The message was unmistakable: Poland wanted its gold not just owned but held, physically, within its own borders and under its own protection. As the reserve has ballooned, the question of how much to store at home versus in London has only grown more pointed. Poland’s trajectory mirrors the broader repatriation instinct seen from Amsterdam to Mumbai — but pursued with a speed and openness that reflect just how seriously Warsaw takes the matter.
The template buyer
Poland has become the archetype of the modern central-bank gold buyer. Its reserve is still only around 30% of total reserves — well below the 70–80% of the old Western holders — and Glapiński has spoken of pushing gold toward 20% and beyond as a deliberate target, implying years of further buying ahead.

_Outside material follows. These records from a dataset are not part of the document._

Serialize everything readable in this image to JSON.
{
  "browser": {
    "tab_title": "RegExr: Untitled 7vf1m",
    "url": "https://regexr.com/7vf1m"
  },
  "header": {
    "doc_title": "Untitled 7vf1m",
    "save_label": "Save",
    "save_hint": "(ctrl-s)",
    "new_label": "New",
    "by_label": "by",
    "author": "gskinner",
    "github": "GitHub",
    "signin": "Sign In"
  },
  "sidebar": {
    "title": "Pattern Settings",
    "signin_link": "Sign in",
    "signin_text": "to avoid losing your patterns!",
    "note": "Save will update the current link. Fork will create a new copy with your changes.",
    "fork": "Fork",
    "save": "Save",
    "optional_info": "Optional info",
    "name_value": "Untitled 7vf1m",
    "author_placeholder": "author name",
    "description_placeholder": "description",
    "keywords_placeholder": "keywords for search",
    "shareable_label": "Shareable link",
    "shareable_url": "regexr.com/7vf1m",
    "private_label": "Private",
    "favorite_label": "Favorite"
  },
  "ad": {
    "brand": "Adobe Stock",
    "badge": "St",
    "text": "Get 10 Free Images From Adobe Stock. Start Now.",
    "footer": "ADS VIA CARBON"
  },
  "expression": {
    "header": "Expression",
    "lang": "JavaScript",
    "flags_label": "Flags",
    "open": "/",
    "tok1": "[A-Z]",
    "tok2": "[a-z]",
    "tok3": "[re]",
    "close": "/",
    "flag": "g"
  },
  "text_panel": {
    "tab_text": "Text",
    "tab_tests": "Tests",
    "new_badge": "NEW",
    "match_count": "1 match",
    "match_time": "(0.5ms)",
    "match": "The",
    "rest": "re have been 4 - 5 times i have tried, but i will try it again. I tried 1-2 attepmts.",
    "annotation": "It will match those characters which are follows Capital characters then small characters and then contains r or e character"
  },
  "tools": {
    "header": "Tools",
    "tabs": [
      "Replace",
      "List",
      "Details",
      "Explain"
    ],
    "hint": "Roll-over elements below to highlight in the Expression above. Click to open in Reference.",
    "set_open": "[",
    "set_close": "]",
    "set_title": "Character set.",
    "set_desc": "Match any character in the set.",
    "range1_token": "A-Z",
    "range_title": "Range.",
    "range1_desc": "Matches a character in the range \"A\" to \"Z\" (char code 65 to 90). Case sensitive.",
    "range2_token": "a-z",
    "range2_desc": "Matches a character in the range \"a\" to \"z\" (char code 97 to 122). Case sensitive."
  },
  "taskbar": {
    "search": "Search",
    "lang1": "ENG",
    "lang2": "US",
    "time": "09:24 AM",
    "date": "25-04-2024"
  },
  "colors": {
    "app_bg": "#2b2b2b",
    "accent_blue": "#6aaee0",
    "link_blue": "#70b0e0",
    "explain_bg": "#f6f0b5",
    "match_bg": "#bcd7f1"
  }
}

That combination — a clear strategic rationale, an explicit target, ample room to grow, and the political will to act — makes Poland the clearest living example of the forces reshaping the gold market. Where the United States sits on a static legacy hoard and Japan opts out entirely, Poland shows what conviction-driven accumulation looks like in real time. It is, as much as any nation, the face of the record central-bank buying that has rewritten gold’s demand picture — and on current evidence, it is not finished.
Where the gold is held
The National Bank of Poland (NBP) holds its gold partly in Warsaw and partly at the Bank of England. In 2019 it repatriated 100 tonnes from London to Poland in a high-profile convoy, and it has signaled an intent to bring a growing share of its fast-expanding reserve onto home soil.